2010-03-22 Thread Ray Van Dolson
On Mon, Mar 22, 2010 at 07:03:36PM -0700, Ray Van Dolson wrote:
 We have two Dell PowerConnect M6220 switches (A1 and B1).  They are not
 cross-connected, but both have uplinks to the same subnet:
 
   zfs1
  /
++
| A1 |-|
++ +---+
   | Cisco |--- linux1
++ +---+
| B1 |-|
++
 / \
   esx1 esx2
 
 There's a host hanging off of A1 (zfs1) and several ESX hosts hanging
 off of B1 (esx1, esx2, etc).  There's a host linux1 hanging off the
 Cisco as well (actually many hosts, but for the sake of description
 
 What's happening is, esx1/2 beging talking to zfs1.  All is well for a
 while... but at some point, zfs1's MAC address expires from the CAM on
 the switch (I guess that is what is happening).
 
 At that point, the Cisco begins forwarding the unicast packets to all
 its ports.  The result -- linux1, and all other hosts see the packets.
 Occasionally, when we're dealing with a lot of traffic, this seriously
 impacts performance.
 
 My question here is.. what is the _right_ way to deal with this?  This
 flooding can continue for many minutes at a time.. it isn't until an
 ARP reply eminates from zfs1 that the CAM table is populated again and
 the broadcasting stops.
 
 I wonder if zfs1 would send back an ARP response quicker were it not
 behind an additional switch (the PowerConnect)... 

Well, I think I've nailed down the cause for this.

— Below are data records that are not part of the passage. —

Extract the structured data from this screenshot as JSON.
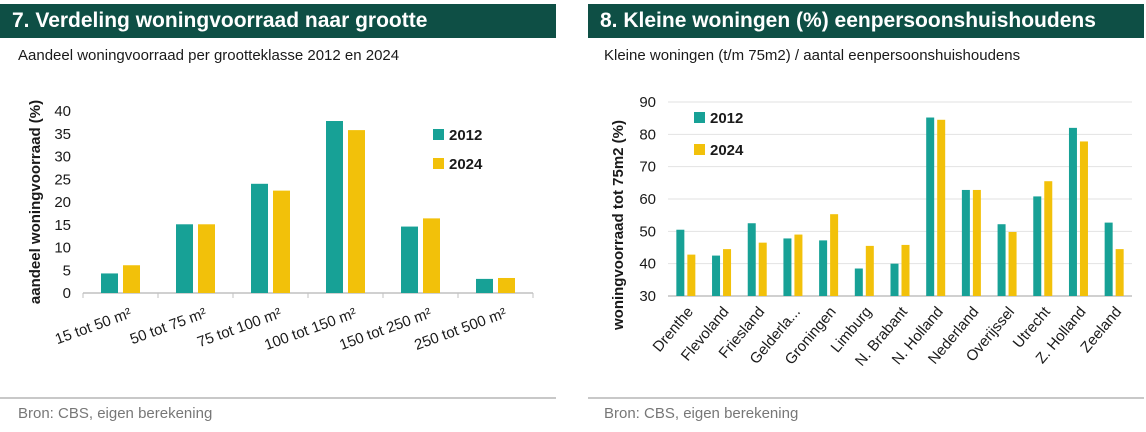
{
  "colors": {
    "series_2012": "#17a196",
    "series_2024": "#f2c10a",
    "title_bg": "#0e4f45",
    "axis": "#c0c0c0"
  },
  "left": {
    "title": "7. Verdeling woningvoorraad naar grootte",
    "subtitle": "Aandeel woningvoorraad per grootteklasse 2012 en 2024",
    "source": "Bron: CBS, eigen berekening"
  },
  "right": {
    "title": "8. Kleine woningen (%) eenpersoonshuishoudens",
    "subtitle": "Kleine woningen (t/m 75m2) / aantal eenpersoonshuishoudens",
    "source": "Bron: CBS, eigen berekening"
  },
  "chart_data": [
    {
      "type": "bar",
      "title": "7. Verdeling woningvoorraad naar grootte",
      "subtitle": "Aandeel woningvoorraad per grootteklasse 2012 en 2024",
      "ylabel": "aandeel woningvoorraad (%)",
      "xlabel": "",
      "categories": [
        "15 tot 50 m²",
        "50 tot 75 m²",
        "75 tot 100 m²",
        "100 tot 150 m²",
        "150 tot 250 m²",
        "250 tot 500 m²"
      ],
      "series": [
        {
          "name": "2012",
          "values": [
            4.3,
            15.1,
            24.0,
            37.8,
            14.6,
            3.1
          ]
        },
        {
          "name": "2024",
          "values": [
            6.1,
            15.1,
            22.5,
            35.8,
            16.4,
            3.3
          ]
        }
      ],
      "ylim": [
        0,
        40
      ],
      "yticks": [
        0,
        5,
        10,
        15,
        20,
        25,
        30,
        35,
        40
      ],
      "grid": false,
      "legend_position": "right"
    },
    {
      "type": "bar",
      "title": "8. Kleine woningen (%) eenpersoonshuishoudens",
      "subtitle": "Kleine woningen (t/m 75m2) / aantal eenpersoonshuishoudens",
      "ylabel": "woningvoorraad tot 75m2 (%)",
      "xlabel": "",
      "categories": [
        "Drenthe",
        "Flevoland",
        "Friesland",
        "Gelderla...",
        "Groningen",
        "Limburg",
        "N. Brabant",
        "N. Holland",
        "Nederland",
        "Overijssel",
        "Utrecht",
        "Z. Holland",
        "Zeeland"
      ],
      "series": [
        {
          "name": "2012",
          "values": [
            50.5,
            42.5,
            52.5,
            47.8,
            47.2,
            38.5,
            40.0,
            85.2,
            62.8,
            52.2,
            60.8,
            82.0,
            52.7
          ]
        },
        {
          "name": "2024",
          "values": [
            42.8,
            44.5,
            46.5,
            49.0,
            55.3,
            45.5,
            45.8,
            84.5,
            62.8,
            49.8,
            65.5,
            77.8,
            44.5
          ]
        }
      ],
      "ylim": [
        30,
        90
      ],
      "yticks": [
        30,
        40,
        50,
        60,
        70,
        80,
        90
      ],
      "grid": true,
      "legend_position": "top-left"
    }
  ]
}
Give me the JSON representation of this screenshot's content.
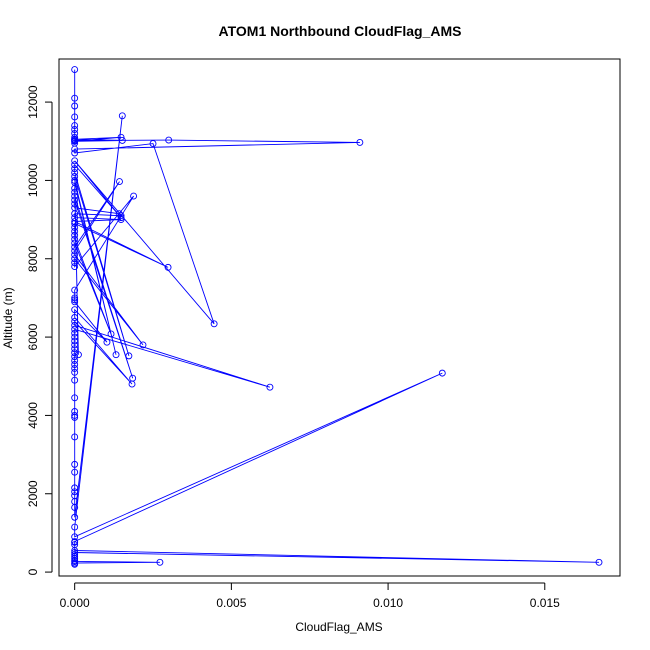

Probably if I'd more completely described things some of you woulda
pointed it out right away, but I was trying to keep the model
simplistic.

zfs1 is multi-homed.  Two interfaces on the same subnet.  Running
Solaris 10 with no special source based routing setup

I probably don't need to go any further, but, suffice it to say,
packets destined for one interface on zfs1 were going in just fine,
but the replies were going out the other interface -- with a different
MAC address.

So obviously the switches eventually lose track of the real MAC
address and we get the symptoms I described.

Probably can be corrected with ipfilter in Solaris or changing our
infrastructure somewhat to handle this better.

Thanks all who replied -- it was good to learn about unicast storms!